Several people were injured at a London underground station on Friday after witnesses reported a blast on a packed rush-hour commuter train which police were treating as a terrorism incident.
Emergency services said they had been called to reports of a fire on a train at Parsons Green station in West London at 8.20 a.m. (0720 GMT)
"It is too early to confirm the cause of the fire, which will be subject to the investigation that is now underway by the Met's Counter Terrorism Command," London police said in a statement.
Commissioner Neil Basu, the senior national coordinator for counter-terrorism policing, had declared it a terrorist incident, the statement said.
The Metro newspaper reported that passengers had suffered facial burns from a blast and others had been hurt in a subsequent stampede.
#parsonsgreen pic.twitter.com/0OUV819EtE — Sylvain Pennec (@sylvainpennec) September 15, 2017
"I was on second carriage from the back. I just heard a kind of whoosh. I looked up and saw the whole carriage engulfed in flames making its way towards me," Ola Fayankinnu, who was on the train, told Reuters.
"A lot of people were trampled on.

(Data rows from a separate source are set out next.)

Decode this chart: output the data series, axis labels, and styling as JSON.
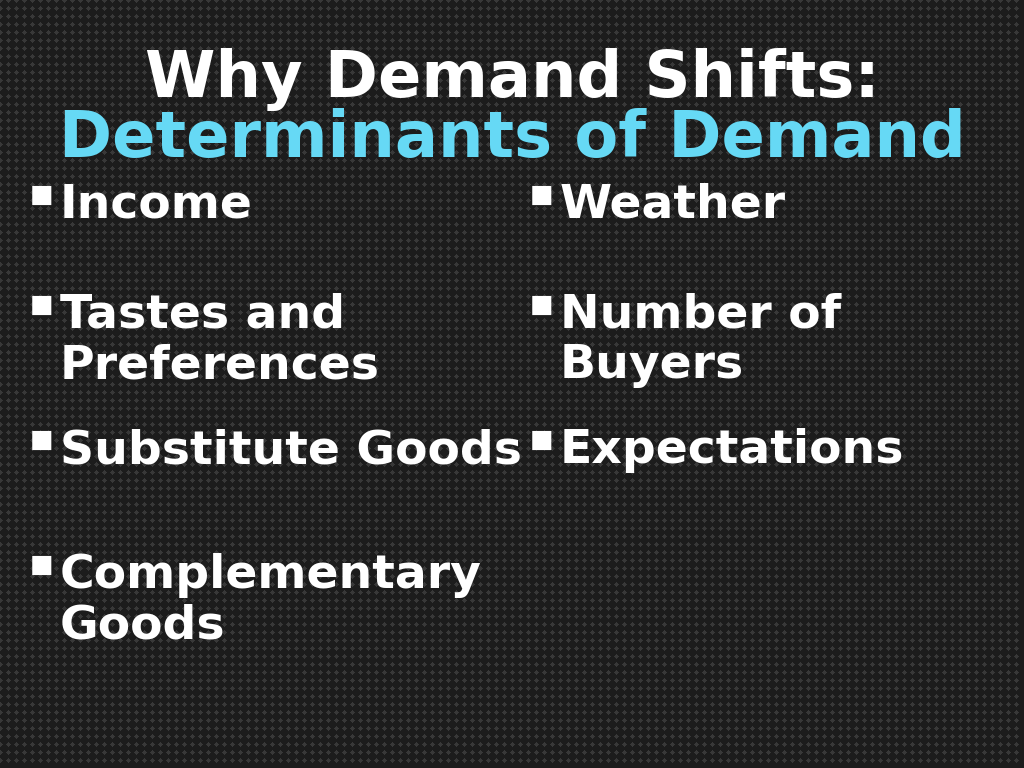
{
  "title_line1": "Why Demand Shifts:",
  "title_line2": "Determinants of Demand",
  "title_line1_color": "#ffffff",
  "title_line2_color": "#66d9f5",
  "bullet_color": "#ffffff",
  "background_color": "#1c1c1c",
  "dot_color": "#2e2e2e",
  "left_bullets": [
    "Income",
    "Tastes and\nPreferences",
    "Substitute Goods",
    "Complementary\nGoods"
  ],
  "right_bullets": [
    "Weather",
    "Number of\nBuyers",
    "Expectations",
    ""
  ],
  "title_fontsize": 46,
  "bullet_fontsize": 34,
  "figsize": [
    10.24,
    7.68
  ],
  "dpi": 100
}
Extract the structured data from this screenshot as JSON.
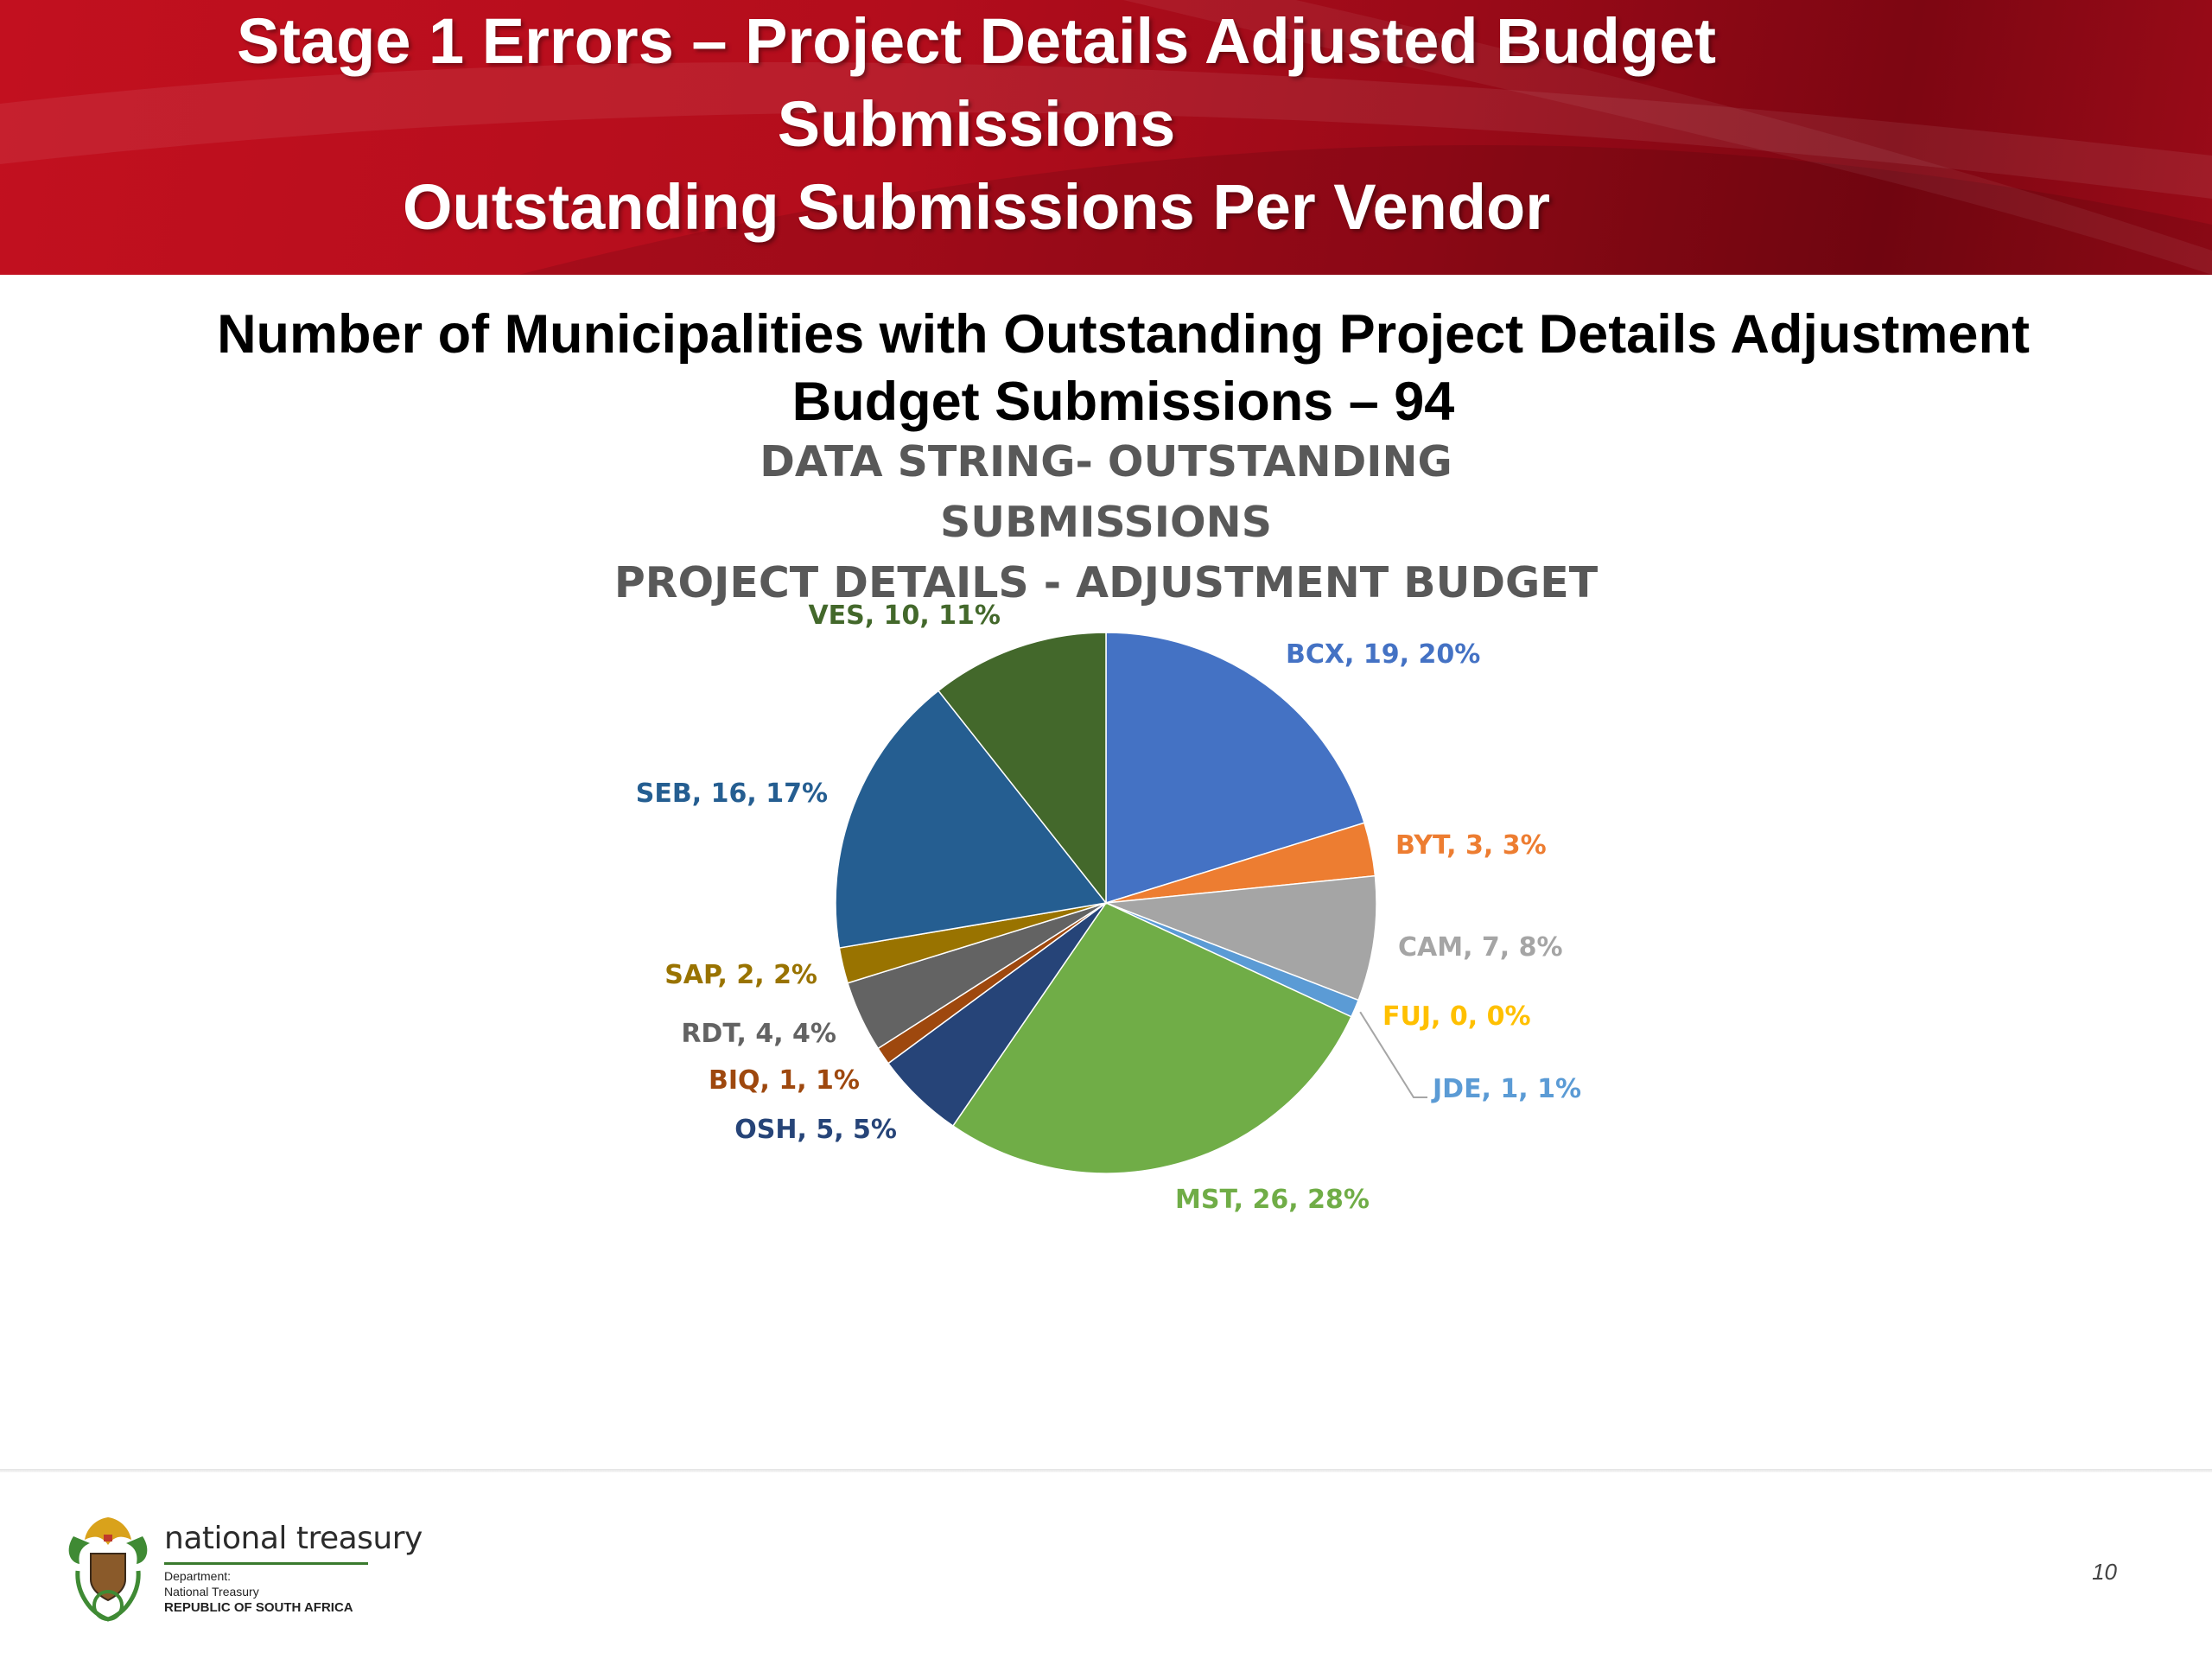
{
  "slide": {
    "title_lines": [
      "Stage 1 Errors – Project Details Adjusted Budget",
      "Submissions",
      "Outstanding Submissions Per Vendor"
    ],
    "headline_lines": [
      "Number of Municipalities with Outstanding Project Details Adjustment",
      "Budget Submissions – 94"
    ],
    "page_number": "10"
  },
  "footer": {
    "org_name": "national treasury",
    "dept_label": "Department:",
    "dept_name": "National Treasury",
    "country": "REPUBLIC OF SOUTH AFRICA"
  },
  "chart_data": {
    "type": "pie",
    "title_lines": [
      "DATA STRING- OUTSTANDING SUBMISSIONS",
      "PROJECT DETAILS - ADJUSTMENT BUDGET"
    ],
    "slices": [
      {
        "label": "BCX",
        "value": 19,
        "percent": "20%",
        "color": "#4472C4",
        "label_color": "#4472C4"
      },
      {
        "label": "BYT",
        "value": 3,
        "percent": "3%",
        "color": "#ED7D31",
        "label_color": "#ED7D31"
      },
      {
        "label": "CAM",
        "value": 7,
        "percent": "8%",
        "color": "#A5A5A5",
        "label_color": "#A5A5A5"
      },
      {
        "label": "FUJ",
        "value": 0,
        "percent": "0%",
        "color": "#FFC000",
        "label_color": "#FFC000"
      },
      {
        "label": "JDE",
        "value": 1,
        "percent": "1%",
        "color": "#5B9BD5",
        "label_color": "#5B9BD5"
      },
      {
        "label": "MST",
        "value": 26,
        "percent": "28%",
        "color": "#70AD47",
        "label_color": "#70AD47"
      },
      {
        "label": "OSH",
        "value": 5,
        "percent": "5%",
        "color": "#264478",
        "label_color": "#264478"
      },
      {
        "label": "BIQ",
        "value": 1,
        "percent": "1%",
        "color": "#9E480E",
        "label_color": "#9E480E"
      },
      {
        "label": "RDT",
        "value": 4,
        "percent": "4%",
        "color": "#636363",
        "label_color": "#636363"
      },
      {
        "label": "SAP",
        "value": 2,
        "percent": "2%",
        "color": "#997300",
        "label_color": "#997300"
      },
      {
        "label": "SEB",
        "value": 16,
        "percent": "17%",
        "color": "#255E91",
        "label_color": "#255E91"
      },
      {
        "label": "VES",
        "value": 10,
        "percent": "11%",
        "color": "#43682B",
        "label_color": "#43682B"
      }
    ]
  }
}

There were phones, hats, bags all over the place and when I looked back I saw a bag with flames. People were crying, shocked, a few people had been injured, some people had been trampled."
Outside the station, a woman was sitting on a pavement with a bandage around her leg, while armed police patrolled. A Reuters witness saw a woman being carried off on a stretcher with her legs covered in a foil blanket.
A Reuters witness could see a bomb disposal unit at the scene while the fire brigade said it had sent six engines and 50 firefighters. London Ambulance said it had sent "multiple resources" including its hazardous area response team to the scene.
Britain has suffered four attacks blamed on terrorists so far this year which killed 36 people. In 2005, 52 people were killed when four British Islamists carried out suicide bomb attacks on three London underground trains and a bus.